Sarah Schonhiutt
Art + Extended Media
In desperation for an understanding of my childhood, my work confronts my grief, anger, and overwhelming empathy head on. By using a variety of materials such as pastels, colored pencils, and paint, I reflect on the forgotten playfulness of my youth offering a powerful expression of childlike nature. Memorializing my mother is an act of building a connection to her despite the painful realization she won’t know me and emphasizes the reality of an emotionally absent father. By exploring my upbringing without idealizing it, I am slowly healing my younger self in
a constant search and longing for my own identity within my art practice.
Growing Pains
2026
22 x 30”
Watercolor and gouache on paper
I still love the same things I did as a kid; playing dress up, going to the beach, and animal watching. I find comfort in nature, the gentle breeze, how the light catches onto the trees. I feel myself growing, it hurts but it’s also freeing. My roots expanding and tearing away from those that no longer serve me. The tides wave in and out, washing away my fears for what is yet to come.

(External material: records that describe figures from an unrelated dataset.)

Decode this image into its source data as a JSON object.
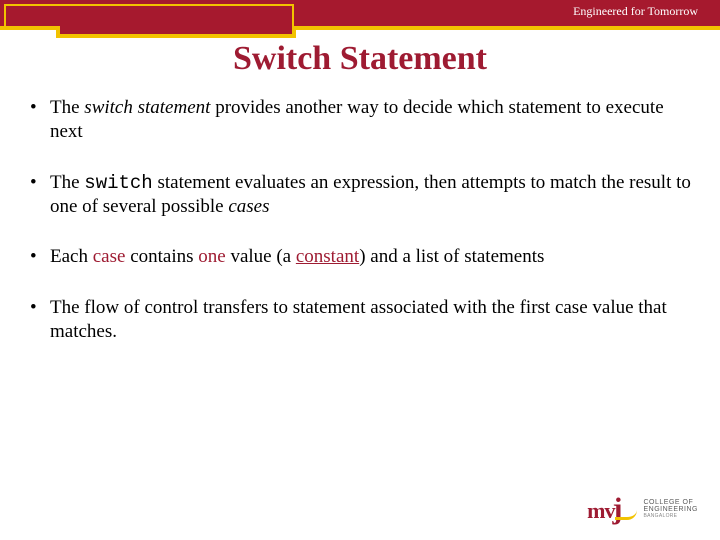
{
  "colors": {
    "brand_red": "#a6192e",
    "title_red": "#9e1b32",
    "accent_yellow": "#f2c200",
    "background": "#ffffff",
    "text": "#000000",
    "logo_text_gray": "#5b5b5b"
  },
  "typography": {
    "title_fontsize": 34,
    "body_fontsize": 19,
    "tagline_fontsize": 12
  },
  "header": {
    "tagline": "Engineered for Tomorrow",
    "title": "Switch Statement"
  },
  "bullets": [
    {
      "segments": [
        {
          "text": "The ",
          "style": ""
        },
        {
          "text": "switch statement",
          "style": "kw-italic"
        },
        {
          "text": " provides another way to decide which statement to execute next",
          "style": ""
        }
      ]
    },
    {
      "segments": [
        {
          "text": "The ",
          "style": ""
        },
        {
          "text": "switch",
          "style": "kw-mono"
        },
        {
          "text": " statement evaluates an expression, then attempts to match the result to one of several possible ",
          "style": ""
        },
        {
          "text": "cases",
          "style": "kw-italic"
        }
      ]
    },
    {
      "segments": [
        {
          "text": "Each ",
          "style": ""
        },
        {
          "text": "case",
          "style": "kw-red"
        },
        {
          "text": " contains ",
          "style": ""
        },
        {
          "text": "one",
          "style": "kw-red"
        },
        {
          "text": " value (a ",
          "style": ""
        },
        {
          "text": "constant",
          "style": "kw-red-under"
        },
        {
          "text": ") and a list of statements",
          "style": ""
        }
      ]
    },
    {
      "segments": [
        {
          "text": "The flow of control transfers to statement associated with the first case value that matches.",
          "style": ""
        }
      ]
    }
  ],
  "logo": {
    "mark_m": "m",
    "mark_v": "v",
    "mark_j": "j",
    "line1": "COLLEGE OF",
    "line2": "ENGINEERING",
    "line3": "BANGALORE"
  }
}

Houses That Are Never Homes
2026
24 x 13¼ x 24”
Mixed Media
Found dollhouse, acrylic paint, watercolor, crayons, wood, clay, resin, moss.

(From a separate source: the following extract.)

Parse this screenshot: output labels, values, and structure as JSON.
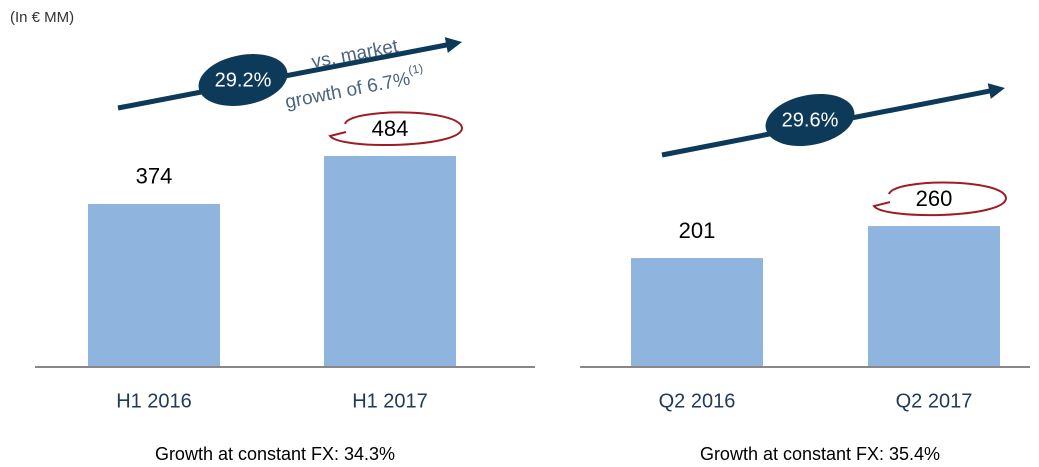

Constant upheaval has left me so used to instability. Yet, something is telling me I should be grateful. Like it’s wrong to want more, but don’t I deserve more? Comfort is something that was fleeting, a brief sense of warmth that never seemed to last. Each place, each house, not somewhere to call home, rather a waiting room for what was approaching. Some were infested even when the dogs didn’t have fleas, a toxic presence, always looming. Loss, death, and injury followed us closely. All roads leading to the same destination of turmoil. My mother, gone and buried, almost as quickly as our goodbyes were, or lack thereof. I wonder how this is normal. I’m just supposed to move on, move out, move up, but where is home? I know it’s not here.